It is important to point out that an excessive increase of glutamate concentration in the synaptic cleft may produce neurotoxic effects associated with an over stimulation of the glutamatergic system, a process known as excitotoxicity, leading to cell death. An unbalanced increase or decrease in the glutamatergic system is highly neurotoxic. In fact, a fine tuning of glutamatergic system functioning is essential for proper brain functioning ( Ozawa et al., 1998 and Mattson, 2008). Similar to PEBT, diphenyl diselenide and diphenyl ditelluride click here are able to inhibit [3H]glutamate uptake (Souza et al., 2010). These compounds oxidize sulfhydryl groups

of glutamate transporter proteins, disrupting the glutamatergic system (Moretto et al., 2007). The redox modulation of glutamate transporter proteins has been demonstrated by using agents that oxidize thiol groups, such as 5,5′-dithio-bis-(2-nitrobenzoic) acid Selleck PF-06463922 (DTNB) and dithiol chelating agents. In fact, DTNB and dithiol chelating agents inhibit the glutamate uptake (Trotti et al., 1996, Trotti et al., 1997 and Nogueira et al., 2001).

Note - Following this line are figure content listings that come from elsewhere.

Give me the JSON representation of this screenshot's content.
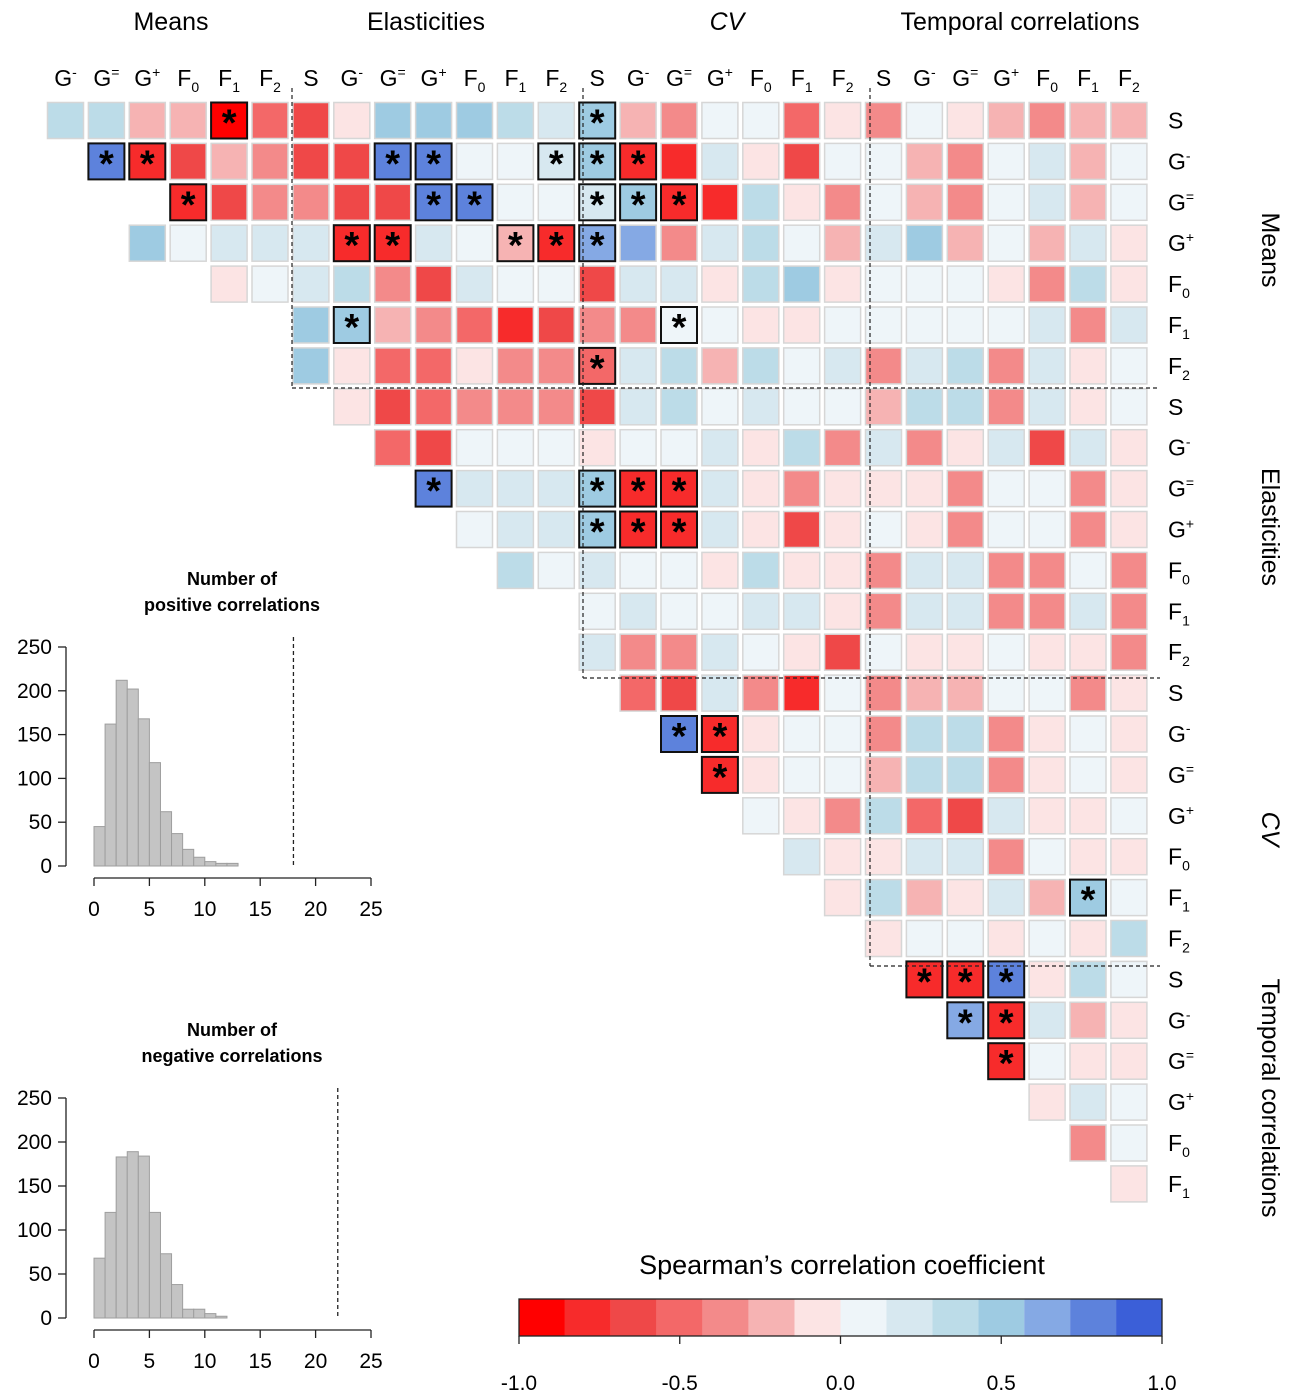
{
  "chart_data": [
    {
      "type": "heatmap",
      "title": "",
      "group_titles": {
        "top": [
          "Means",
          "Elasticities",
          "CV",
          "Temporal correlations"
        ],
        "right": [
          "Means",
          "Elasticities",
          "CV",
          "Temporal correlations"
        ]
      },
      "variables": [
        {
          "base": "S",
          "sub": "",
          "sup": ""
        },
        {
          "base": "G",
          "sub": "",
          "sup": "-"
        },
        {
          "base": "G",
          "sub": "",
          "sup": "="
        },
        {
          "base": "G",
          "sub": "",
          "sup": "+"
        },
        {
          "base": "F",
          "sub": "0",
          "sup": ""
        },
        {
          "base": "F",
          "sub": "1",
          "sup": ""
        },
        {
          "base": "F",
          "sub": "2",
          "sup": ""
        }
      ],
      "groups": [
        "Means",
        "Elasticities",
        "CV",
        "Temporal correlations"
      ],
      "legend": {
        "title": "Spearman’s correlation coefficient",
        "ticks": [
          "-1.0",
          "-0.5",
          "0.0",
          "0.5",
          "1.0"
        ],
        "range": [
          -1.0,
          1.0
        ],
        "bins": 14
      },
      "significance_marker": "*",
      "rows": [
        {
          "values": [
            0.4,
            0.35,
            -0.25,
            -0.25,
            -0.95,
            -0.45,
            -0.65,
            -0.1,
            0.45,
            0.5,
            0.45,
            0.35,
            0.2,
            0.55,
            -0.25,
            -0.35,
            0.05,
            0.05,
            -0.45,
            -0.1,
            -0.3,
            0.05,
            -0.1,
            -0.15,
            -0.35,
            -0.15,
            -0.15
          ],
          "stars": [
            4,
            13
          ]
        },
        {
          "values": [
            0.85,
            -0.85,
            -0.6,
            -0.25,
            -0.4,
            -0.65,
            -0.6,
            0.85,
            0.85,
            0.05,
            0.05,
            0.2,
            0.55,
            -0.85,
            -0.85,
            0.2,
            -0.1,
            -0.6,
            0.05,
            0.05,
            -0.15,
            -0.4,
            0.05,
            0.2,
            -0.25,
            0.05
          ],
          "stars": [
            0,
            1,
            7,
            8,
            11,
            12,
            13
          ]
        },
        {
          "values": [
            -0.85,
            -0.6,
            -0.35,
            -0.4,
            -0.65,
            -0.6,
            0.85,
            0.85,
            0.05,
            0.05,
            0.2,
            0.55,
            -0.85,
            -0.85,
            0.3,
            -0.1,
            -0.4,
            0.05,
            -0.25,
            -0.4,
            0.05,
            0.2,
            -0.25,
            0.05
          ],
          "stars": [
            0,
            6,
            7,
            10,
            11,
            12
          ]
        },
        {
          "values": [
            0.45,
            0.05,
            0.25,
            0.25,
            0.25,
            -0.85,
            -0.85,
            0.15,
            0.05,
            -0.25,
            -0.85,
            0.7,
            0.7,
            -0.4,
            0.2,
            0.3,
            0.1,
            -0.25,
            0.2,
            0.45,
            -0.25,
            0.1,
            -0.25,
            0.2,
            -0.1
          ],
          "stars": [
            5,
            6,
            9,
            10,
            11
          ]
        },
        {
          "values": [
            -0.1,
            0.05,
            0.15,
            0.3,
            -0.35,
            -0.6,
            0.15,
            0.05,
            0.1,
            -0.6,
            0.2,
            0.2,
            -0.1,
            0.35,
            0.45,
            -0.1,
            0.05,
            0.05,
            0.05,
            -0.1,
            -0.4,
            0.3,
            -0.1
          ],
          "stars": []
        },
        {
          "values": [
            0.45,
            0.55,
            -0.25,
            -0.4,
            -0.45,
            -0.8,
            -0.7,
            -0.3,
            -0.3,
            0.05,
            0.05,
            -0.1,
            -0.1,
            0.05,
            0.05,
            0.05,
            0.05,
            0.05,
            0.25,
            -0.3,
            0.2
          ],
          "stars": [
            1,
            9
          ]
        },
        {
          "values": [
            0.45,
            -0.1,
            -0.55,
            -0.55,
            -0.1,
            -0.3,
            -0.3,
            -0.55,
            0.2,
            0.3,
            -0.25,
            0.3,
            0.05,
            0.2,
            -0.3,
            0.2,
            0.4,
            -0.4,
            0.15,
            -0.1,
            0.05
          ],
          "stars": [
            7
          ]
        },
        {
          "values": [
            -0.1,
            -0.6,
            -0.55,
            -0.3,
            -0.3,
            -0.3,
            -0.6,
            0.2,
            0.3,
            0.05,
            0.2,
            0.05,
            0.05,
            -0.25,
            0.3,
            0.3,
            -0.3,
            0.2,
            -0.1,
            0.05
          ],
          "stars": []
        },
        {
          "values": [
            -0.45,
            -0.6,
            0.05,
            0.05,
            0.05,
            -0.1,
            0.05,
            0.05,
            0.2,
            -0.1,
            0.3,
            -0.3,
            0.2,
            -0.4,
            -0.1,
            0.2,
            -0.65,
            0.2,
            -0.1
          ],
          "stars": []
        },
        {
          "values": [
            0.85,
            0.2,
            0.2,
            0.2,
            0.55,
            -0.85,
            -0.85,
            0.25,
            -0.1,
            -0.4,
            -0.1,
            -0.1,
            -0.1,
            -0.4,
            0.05,
            0.05,
            -0.3,
            -0.1
          ],
          "stars": [
            0,
            4,
            5,
            6
          ]
        },
        {
          "values": [
            0.05,
            0.2,
            0.2,
            0.55,
            -0.85,
            -0.85,
            0.2,
            -0.1,
            -0.6,
            -0.1,
            0.05,
            -0.1,
            -0.4,
            0.05,
            0.05,
            -0.3,
            -0.1
          ],
          "stars": [
            3,
            4,
            5
          ]
        },
        {
          "values": [
            0.4,
            0.05,
            0.2,
            0.05,
            0.05,
            -0.1,
            0.3,
            -0.1,
            -0.1,
            -0.3,
            0.2,
            0.2,
            -0.3,
            -0.3,
            0.05,
            -0.3
          ],
          "stars": []
        },
        {
          "values": [
            0.05,
            0.2,
            0.05,
            0.05,
            0.2,
            0.2,
            -0.1,
            -0.3,
            0.2,
            0.2,
            -0.3,
            -0.3,
            0.2,
            -0.3
          ],
          "stars": []
        },
        {
          "values": [
            0.2,
            -0.3,
            -0.3,
            0.2,
            0.05,
            -0.1,
            -0.7,
            0.05,
            -0.1,
            -0.1,
            0.05,
            -0.1,
            -0.1,
            -0.3
          ],
          "stars": []
        },
        {
          "values": [
            -0.45,
            -0.6,
            0.2,
            -0.4,
            -0.75,
            0.05,
            -0.3,
            -0.15,
            -0.25,
            0.05,
            0.05,
            -0.4,
            -0.1
          ],
          "stars": []
        },
        {
          "values": [
            0.85,
            -0.85,
            -0.1,
            0.05,
            0.05,
            -0.4,
            0.3,
            0.4,
            -0.4,
            -0.1,
            0.05,
            -0.1
          ],
          "stars": [
            0,
            1
          ]
        },
        {
          "values": [
            -0.85,
            -0.1,
            0.05,
            0.05,
            -0.25,
            0.3,
            0.4,
            -0.4,
            -0.1,
            0.05,
            -0.1
          ],
          "stars": [
            0
          ]
        },
        {
          "values": [
            0.05,
            -0.1,
            -0.3,
            0.3,
            -0.45,
            -0.6,
            0.25,
            -0.1,
            -0.1,
            0.05
          ],
          "stars": []
        },
        {
          "values": [
            0.2,
            -0.1,
            -0.1,
            0.2,
            0.2,
            -0.3,
            0.1,
            -0.1,
            -0.1
          ],
          "stars": []
        },
        {
          "values": [
            -0.1,
            0.3,
            -0.25,
            -0.1,
            0.2,
            -0.25,
            0.55,
            0.05
          ],
          "stars": [
            6
          ]
        },
        {
          "values": [
            -0.1,
            0.05,
            0.05,
            -0.1,
            0.05,
            -0.1,
            0.35
          ],
          "stars": []
        },
        {
          "values": [
            -0.85,
            -0.85,
            0.85,
            -0.1,
            0.3,
            0.05
          ],
          "stars": [
            0,
            1,
            2
          ]
        },
        {
          "values": [
            0.7,
            -0.85,
            0.2,
            -0.25,
            -0.1
          ],
          "stars": [
            0,
            1
          ]
        },
        {
          "values": [
            -0.85,
            0.05,
            -0.1,
            -0.1
          ],
          "stars": [
            0
          ]
        },
        {
          "values": [
            -0.1,
            0.2,
            0.05
          ],
          "stars": []
        },
        {
          "values": [
            -0.3,
            0.05
          ],
          "stars": []
        },
        {
          "values": [
            -0.1
          ],
          "stars": []
        }
      ]
    },
    {
      "type": "bar",
      "title": "Number of\npositive correlations",
      "xlabel": "",
      "ylabel": "",
      "bin_width": 1,
      "bin_start": 0,
      "values": [
        45,
        162,
        212,
        202,
        168,
        118,
        62,
        37,
        19,
        10,
        5,
        3,
        3
      ],
      "reference_line": 18,
      "xlim": [
        0,
        25
      ],
      "ylim": [
        0,
        250
      ],
      "xticks": [
        0,
        5,
        10,
        15,
        20,
        25
      ],
      "yticks": [
        0,
        50,
        100,
        150,
        200,
        250
      ]
    },
    {
      "type": "bar",
      "title": "Number of\nnegative correlations",
      "xlabel": "",
      "ylabel": "",
      "bin_width": 1,
      "bin_start": 0,
      "values": [
        68,
        120,
        183,
        189,
        184,
        120,
        73,
        38,
        10,
        10,
        5,
        2
      ],
      "reference_line": 22,
      "xlim": [
        0,
        25
      ],
      "ylim": [
        0,
        250
      ],
      "xticks": [
        0,
        5,
        10,
        15,
        20,
        25
      ],
      "yticks": [
        0,
        50,
        100,
        150,
        200,
        250
      ]
    }
  ]
}
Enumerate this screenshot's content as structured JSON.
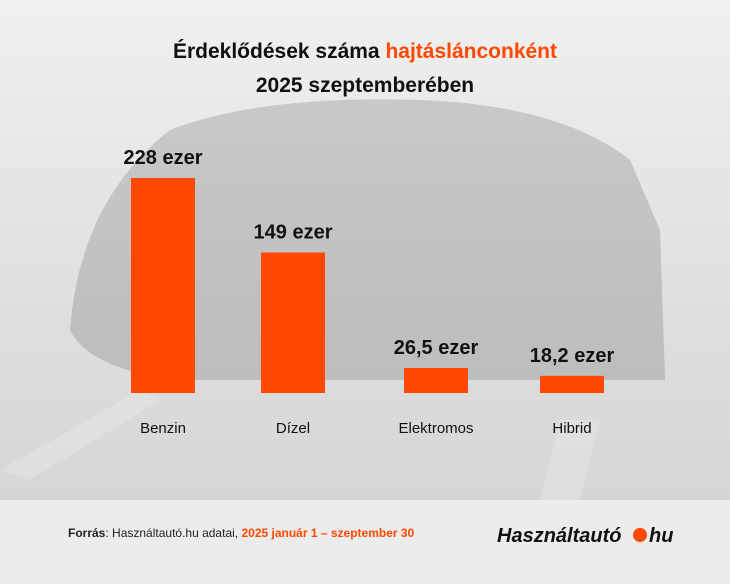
{
  "chart_data": {
    "type": "bar",
    "title": "Érdeklődések száma",
    "title_highlight": "hajtáslánconként",
    "subtitle": "2025 szeptemberében",
    "categories": [
      "Benzin",
      "Dízel",
      "Elektromos",
      "Hibrid"
    ],
    "values": [
      228,
      149,
      26.5,
      18.2
    ],
    "value_labels": [
      "228 ezer",
      "149 ezer",
      "26,5 ezer",
      "18,2 ezer"
    ],
    "color": "#ff4800"
  },
  "footer": {
    "source_label": "Forrás",
    "source_text": ": Használtautó.hu adatai,",
    "source_period": "2025 január 1 – szeptember 30",
    "logo_name": "Használtautó",
    "logo_tld": "hu"
  }
}
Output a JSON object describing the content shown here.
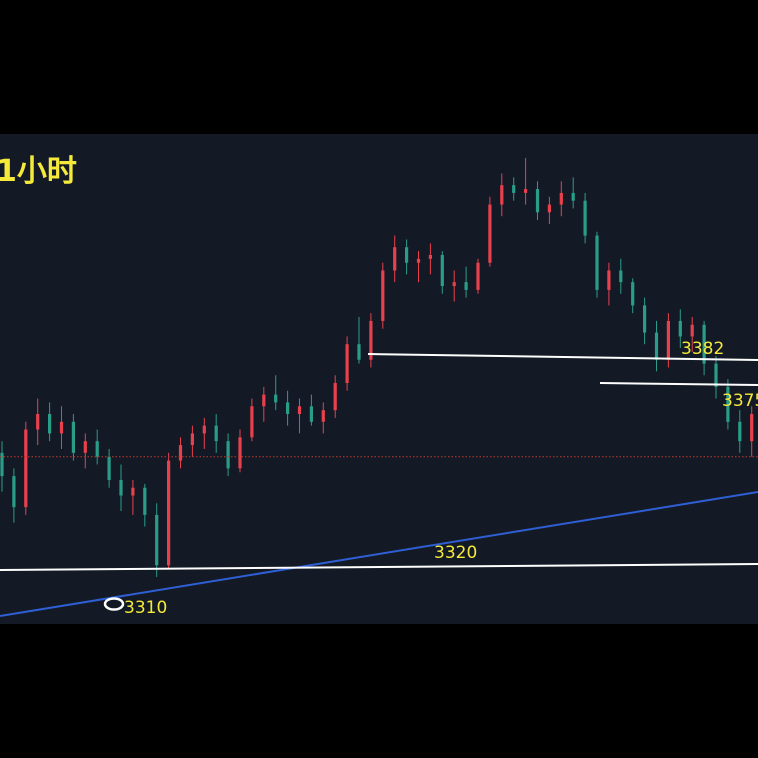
{
  "chart_data": {
    "type": "candlestick",
    "title": "1小时",
    "ylim": [
      3302,
      3418
    ],
    "colors": {
      "up": "#e8414d",
      "down": "#2a9d88",
      "horizontal_line": "#ffffff",
      "trend_line": "#2f5fd4",
      "reference_line": "#c0392b",
      "label": "#f5ea3a",
      "background": "#131a26"
    },
    "reference_price": 3341,
    "candles": [
      [
        3342,
        3345,
        3332,
        3336
      ],
      [
        3336,
        3338,
        3324,
        3328
      ],
      [
        3328,
        3350,
        3326,
        3348
      ],
      [
        3348,
        3356,
        3344,
        3352
      ],
      [
        3352,
        3355,
        3345,
        3347
      ],
      [
        3347,
        3354,
        3343,
        3350
      ],
      [
        3350,
        3352,
        3340,
        3342
      ],
      [
        3342,
        3347,
        3338,
        3345
      ],
      [
        3345,
        3348,
        3339,
        3341
      ],
      [
        3341,
        3343,
        3333,
        3335
      ],
      [
        3335,
        3339,
        3327,
        3331
      ],
      [
        3331,
        3335,
        3326,
        3333
      ],
      [
        3333,
        3334,
        3323,
        3326
      ],
      [
        3326,
        3329,
        3310,
        3313
      ],
      [
        3313,
        3342,
        3312,
        3340
      ],
      [
        3340,
        3346,
        3338,
        3344
      ],
      [
        3344,
        3349,
        3341,
        3347
      ],
      [
        3347,
        3351,
        3343,
        3349
      ],
      [
        3349,
        3352,
        3342,
        3345
      ],
      [
        3345,
        3347,
        3336,
        3338
      ],
      [
        3338,
        3348,
        3337,
        3346
      ],
      [
        3346,
        3356,
        3345,
        3354
      ],
      [
        3354,
        3359,
        3350,
        3357
      ],
      [
        3357,
        3362,
        3353,
        3355
      ],
      [
        3355,
        3358,
        3349,
        3352
      ],
      [
        3352,
        3356,
        3347,
        3354
      ],
      [
        3354,
        3357,
        3349,
        3350
      ],
      [
        3350,
        3355,
        3347,
        3353
      ],
      [
        3353,
        3362,
        3351,
        3360
      ],
      [
        3360,
        3372,
        3358,
        3370
      ],
      [
        3370,
        3377,
        3365,
        3366
      ],
      [
        3366,
        3378,
        3364,
        3376
      ],
      [
        3376,
        3391,
        3374,
        3389
      ],
      [
        3389,
        3398,
        3386,
        3395
      ],
      [
        3395,
        3397,
        3388,
        3391
      ],
      [
        3391,
        3394,
        3386,
        3392
      ],
      [
        3392,
        3396,
        3388,
        3393
      ],
      [
        3393,
        3394,
        3383,
        3385
      ],
      [
        3385,
        3389,
        3381,
        3386
      ],
      [
        3386,
        3390,
        3382,
        3384
      ],
      [
        3384,
        3392,
        3383,
        3391
      ],
      [
        3391,
        3408,
        3390,
        3406
      ],
      [
        3406,
        3414,
        3403,
        3411
      ],
      [
        3411,
        3413,
        3407,
        3409
      ],
      [
        3409,
        3418,
        3406,
        3410
      ],
      [
        3410,
        3412,
        3402,
        3404
      ],
      [
        3404,
        3408,
        3401,
        3406
      ],
      [
        3406,
        3412,
        3403,
        3409
      ],
      [
        3409,
        3413,
        3405,
        3407
      ],
      [
        3407,
        3409,
        3396,
        3398
      ],
      [
        3398,
        3399,
        3382,
        3384
      ],
      [
        3384,
        3391,
        3380,
        3389
      ],
      [
        3389,
        3392,
        3383,
        3386
      ],
      [
        3386,
        3387,
        3378,
        3380
      ],
      [
        3380,
        3382,
        3370,
        3373
      ],
      [
        3373,
        3376,
        3363,
        3366
      ],
      [
        3366,
        3378,
        3364,
        3376
      ],
      [
        3376,
        3379,
        3369,
        3372
      ],
      [
        3372,
        3377,
        3368,
        3375
      ],
      [
        3375,
        3376,
        3362,
        3365
      ],
      [
        3365,
        3367,
        3356,
        3359
      ],
      [
        3359,
        3361,
        3348,
        3350
      ],
      [
        3350,
        3353,
        3342,
        3345
      ],
      [
        3345,
        3354,
        3341,
        3352
      ]
    ],
    "horizontal_levels": [
      {
        "value": 3382,
        "label": "3382"
      },
      {
        "value": 3375,
        "label": "3375"
      },
      {
        "value": 3320,
        "label": "3320"
      }
    ],
    "low_marker": {
      "value": 3310,
      "label": "3310"
    }
  }
}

Moreover, ebselen, another organochalcogen compound, selectively modulates the redox site of the NMDA receptor by oxidizing thiol

groups of the receptor in vitro ( Herin et al., 2001) and the peripheral glutamatergic system ( Meotti et al., 2009). Studies of our research group demonstrated that PEBT inhibited in vitro δ-aminolevulinate dehydratase (ALA-D) activity, a sulfhydryl-containing enzyme, in rat brain homogenate. In this study, dithiothreitol restored δ-ALA-D activity ( Souza et al., 2009). Since the mechanism involved in δ-ALA-D inhibition caused by PEBT is related to

their ability to oxidize sulfhydryl groups, it is possible that PEBT inhibits [3H]glutamate uptake Tryptophan synthase by oxidation of SH– groups of glutamate transporter proteins. The specific high affinity Na+-dependent amino acid transporters contain reactive –SH groups in their structure that are modulated by their redox status ( Trotti et al., 1999). From these results it is possible to hypothesize that PEBT alters the redox modulation of reactive amino acids in glutamate transporter proteins. It is important to highlight that the oxidation of sulfhydryl groups of glutamate transporter proteins was spontaneously recovered since cerebral cortex [3H]glutamate uptake inhibition disappeared after 24 h of administration. In conclusion, the present study established, for the first time, that PEBT administration to mice caused cognitive enhancement in the three evaluated memory phases (acquisition, consolidation and retrieval) in the step-down inhibitory avoidance task.